Hewlett Packard Enterprise Acquires Zerto, Seeks To Beat IBM At Being IBM, And Dell At Everything
On July 1, Hewlett Packard Enterprise (HPE) acquired Zerto for $374 million. Adding Zerto to its product portfolio increases the capabilities of HPE’s GreenLake IT-as-a-service (ITaaS) platform by adding best-of-breed, low-latency copy data management and continuous data protection functionality. Many existing managed service providers (MSPs) already bundle Zerto as their data mover for disaster recovery (DR) and disaster recovery-as-a-service (DRaaS) functionality, especially for near-zero-latency recovery point objectives. If you think of ITaaS as an MSP on steroids, it makes a lot of sense for HPE to buy one of the best solutions on the market (bolstering its own capability and disrupting the capabilities of potential competitors).
HPE’s announcement comes on the tails of IBM buying Cloudlogic ECX from Catalogic, bringing in house the copy data management technology that Big Blue was already rebranding as part of its IBM Spectrum Copy Data Management. Zerto was a much better buy however, and HPE has the opportunity to leverage the Zerto name to draw clients to its platform. IBM, on the other hand, was consolidating in-house, a capability that it was already reselling.
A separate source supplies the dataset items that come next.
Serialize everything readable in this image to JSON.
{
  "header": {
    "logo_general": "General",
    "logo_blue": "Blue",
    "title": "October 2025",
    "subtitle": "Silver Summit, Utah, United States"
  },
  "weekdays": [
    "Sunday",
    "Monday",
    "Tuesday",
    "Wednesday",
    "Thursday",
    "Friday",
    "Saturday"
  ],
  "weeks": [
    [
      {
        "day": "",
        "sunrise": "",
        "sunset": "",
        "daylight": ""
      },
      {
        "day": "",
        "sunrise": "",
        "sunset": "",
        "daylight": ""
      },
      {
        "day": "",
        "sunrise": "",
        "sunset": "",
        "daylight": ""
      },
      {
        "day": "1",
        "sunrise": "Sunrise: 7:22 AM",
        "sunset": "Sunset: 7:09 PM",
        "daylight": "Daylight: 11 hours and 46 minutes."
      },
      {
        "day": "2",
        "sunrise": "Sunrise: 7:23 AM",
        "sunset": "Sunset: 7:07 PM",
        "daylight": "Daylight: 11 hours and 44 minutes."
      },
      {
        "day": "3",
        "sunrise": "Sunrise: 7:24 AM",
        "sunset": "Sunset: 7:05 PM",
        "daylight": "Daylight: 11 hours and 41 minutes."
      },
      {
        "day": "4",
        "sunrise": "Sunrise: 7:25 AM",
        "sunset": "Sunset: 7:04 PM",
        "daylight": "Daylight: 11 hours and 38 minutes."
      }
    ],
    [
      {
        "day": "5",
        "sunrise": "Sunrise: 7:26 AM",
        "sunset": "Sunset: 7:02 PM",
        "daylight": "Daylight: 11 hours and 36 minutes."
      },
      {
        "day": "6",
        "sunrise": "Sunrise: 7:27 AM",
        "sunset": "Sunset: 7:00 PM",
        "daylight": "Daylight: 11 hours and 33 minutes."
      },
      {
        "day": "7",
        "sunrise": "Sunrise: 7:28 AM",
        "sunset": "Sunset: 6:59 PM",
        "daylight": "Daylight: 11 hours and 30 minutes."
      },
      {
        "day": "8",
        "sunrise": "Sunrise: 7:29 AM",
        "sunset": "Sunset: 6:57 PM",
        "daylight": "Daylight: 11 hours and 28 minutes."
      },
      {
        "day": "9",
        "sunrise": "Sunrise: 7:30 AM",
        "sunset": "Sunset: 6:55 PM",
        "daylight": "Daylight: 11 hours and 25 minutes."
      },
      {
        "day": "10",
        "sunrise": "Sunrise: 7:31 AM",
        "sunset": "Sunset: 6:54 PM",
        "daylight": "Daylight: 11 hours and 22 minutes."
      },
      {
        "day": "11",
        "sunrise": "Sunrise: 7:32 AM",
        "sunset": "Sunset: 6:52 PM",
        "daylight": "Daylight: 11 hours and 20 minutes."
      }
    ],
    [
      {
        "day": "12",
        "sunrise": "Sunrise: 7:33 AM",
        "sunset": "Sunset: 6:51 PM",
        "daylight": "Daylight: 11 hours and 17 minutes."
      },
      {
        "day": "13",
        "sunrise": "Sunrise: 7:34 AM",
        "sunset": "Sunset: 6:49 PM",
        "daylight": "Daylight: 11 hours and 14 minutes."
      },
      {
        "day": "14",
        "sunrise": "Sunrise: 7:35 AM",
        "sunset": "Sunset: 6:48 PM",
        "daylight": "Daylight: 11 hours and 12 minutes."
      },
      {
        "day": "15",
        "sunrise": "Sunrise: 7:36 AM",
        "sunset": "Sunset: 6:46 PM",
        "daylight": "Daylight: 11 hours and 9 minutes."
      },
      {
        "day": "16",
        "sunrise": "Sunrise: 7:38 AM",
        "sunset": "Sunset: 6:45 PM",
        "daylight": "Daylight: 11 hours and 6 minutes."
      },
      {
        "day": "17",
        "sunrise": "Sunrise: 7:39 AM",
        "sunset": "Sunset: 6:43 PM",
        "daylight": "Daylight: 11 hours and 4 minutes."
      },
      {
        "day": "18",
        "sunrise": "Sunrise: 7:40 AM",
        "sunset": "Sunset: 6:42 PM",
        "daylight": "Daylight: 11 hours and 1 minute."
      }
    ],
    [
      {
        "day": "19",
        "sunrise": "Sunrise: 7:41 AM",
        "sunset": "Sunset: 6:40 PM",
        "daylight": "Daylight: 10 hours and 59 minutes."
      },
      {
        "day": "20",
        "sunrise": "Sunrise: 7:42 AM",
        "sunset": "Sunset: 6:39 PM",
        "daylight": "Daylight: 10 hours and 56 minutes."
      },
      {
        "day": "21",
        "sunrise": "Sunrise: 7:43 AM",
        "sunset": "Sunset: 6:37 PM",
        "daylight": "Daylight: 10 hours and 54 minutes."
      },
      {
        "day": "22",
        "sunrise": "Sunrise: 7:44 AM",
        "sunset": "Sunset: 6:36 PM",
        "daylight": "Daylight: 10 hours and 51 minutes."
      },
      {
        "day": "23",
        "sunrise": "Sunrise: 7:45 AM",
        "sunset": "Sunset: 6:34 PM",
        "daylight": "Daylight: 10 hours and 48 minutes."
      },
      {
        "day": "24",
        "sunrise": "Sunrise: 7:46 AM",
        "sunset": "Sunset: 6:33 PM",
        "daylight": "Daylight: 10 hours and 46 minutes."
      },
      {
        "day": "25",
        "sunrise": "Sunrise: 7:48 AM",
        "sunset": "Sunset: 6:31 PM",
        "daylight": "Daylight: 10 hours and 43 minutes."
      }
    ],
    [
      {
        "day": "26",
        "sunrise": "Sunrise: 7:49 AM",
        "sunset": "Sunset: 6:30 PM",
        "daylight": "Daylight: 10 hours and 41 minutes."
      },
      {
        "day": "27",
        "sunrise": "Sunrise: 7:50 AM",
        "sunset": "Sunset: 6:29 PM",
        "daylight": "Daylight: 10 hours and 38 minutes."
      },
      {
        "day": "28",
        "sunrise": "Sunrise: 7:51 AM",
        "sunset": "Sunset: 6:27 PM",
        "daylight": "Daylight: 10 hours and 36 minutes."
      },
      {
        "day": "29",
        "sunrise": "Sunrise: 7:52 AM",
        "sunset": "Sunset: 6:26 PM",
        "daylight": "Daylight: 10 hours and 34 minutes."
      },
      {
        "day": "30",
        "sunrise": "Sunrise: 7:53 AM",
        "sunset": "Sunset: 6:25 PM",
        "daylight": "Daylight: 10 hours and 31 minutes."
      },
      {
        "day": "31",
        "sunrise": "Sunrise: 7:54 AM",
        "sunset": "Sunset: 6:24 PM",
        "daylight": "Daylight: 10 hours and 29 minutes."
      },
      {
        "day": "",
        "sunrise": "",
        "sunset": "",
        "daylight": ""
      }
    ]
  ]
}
IBM will get operational efficiencies and drive down costs, but its acquisition doesn’t win it new customers or capabilities.
Disaster Recovery-As-A-Service: I Learned It By Watching You!
Both companies are taking advantage of the low barrier to entry for the DRaaS market. Traditional disaster recovery required replicating a physical environment to be failed over, but in a virtualized world, you need only have a virtualization platform and a highly efficient data mover (and some orchestration). HPE’s GreenLake stitches together all the IT infrastructure that a business needs and puts it in an easily consumable package. Adding the ability to protect the workloads on that platform and potentially transitioning them to the public cloud is the next logical piece of the platform puzzle. Dell had previously been relying on the entire VMware ecosystem to facilitate similar functionality, but the market has shown that at least for key parts of the DRaaS market, tools like Zerto work better at moving data and managing replicas of key workloads. Zerto also allows one to replicate non-VMware workloads for DR purposes.
Beyond Workload Protection — A Wolf In Sheep’s Clothing
In its press release, HPE cites an expected growth for the data protection-as-a-service market from $7.7 billion in 2020 to $15.36 billion in 2024. While DRaaS is part of that market, it’s not all of it, and vendors like Cohesity, Druva, Rubrik, Veeam Software, and Veritas should take note that HPE plans to claim part of the data protection market as it expands and hones its ITaaS platform.
Competitive Pressures Are Rising
ITaaS is the next big thing as Dell and HPE work to build their respective platforms and tune them for consumption by a technology-hungry market. The kind of clients Dell and HPE want to win over with their ITaaS products range from medium-sized businesses to the largest enterprises. Being able to simplify the management of infrastructure means being able to assure platform resilience, making DRaaS a must-have tool. IBM has understood this for a while and — through its services groups — has built bespoke solutions for its clients. But IBM has not yet attempted to create the cloud-like simplicity of management that APEX or GreenLake aspire to. Expect Dell to announce soon that it also acquired or partnered with a best-of-breed continuous diagnostic and mitigation (CDM) tool or at least improved one of the tools in its portfolio. IBM should also work toward leveraging the vast resources in its portfolio to compete head-to-head with Dell and HPE for the ITaaS market.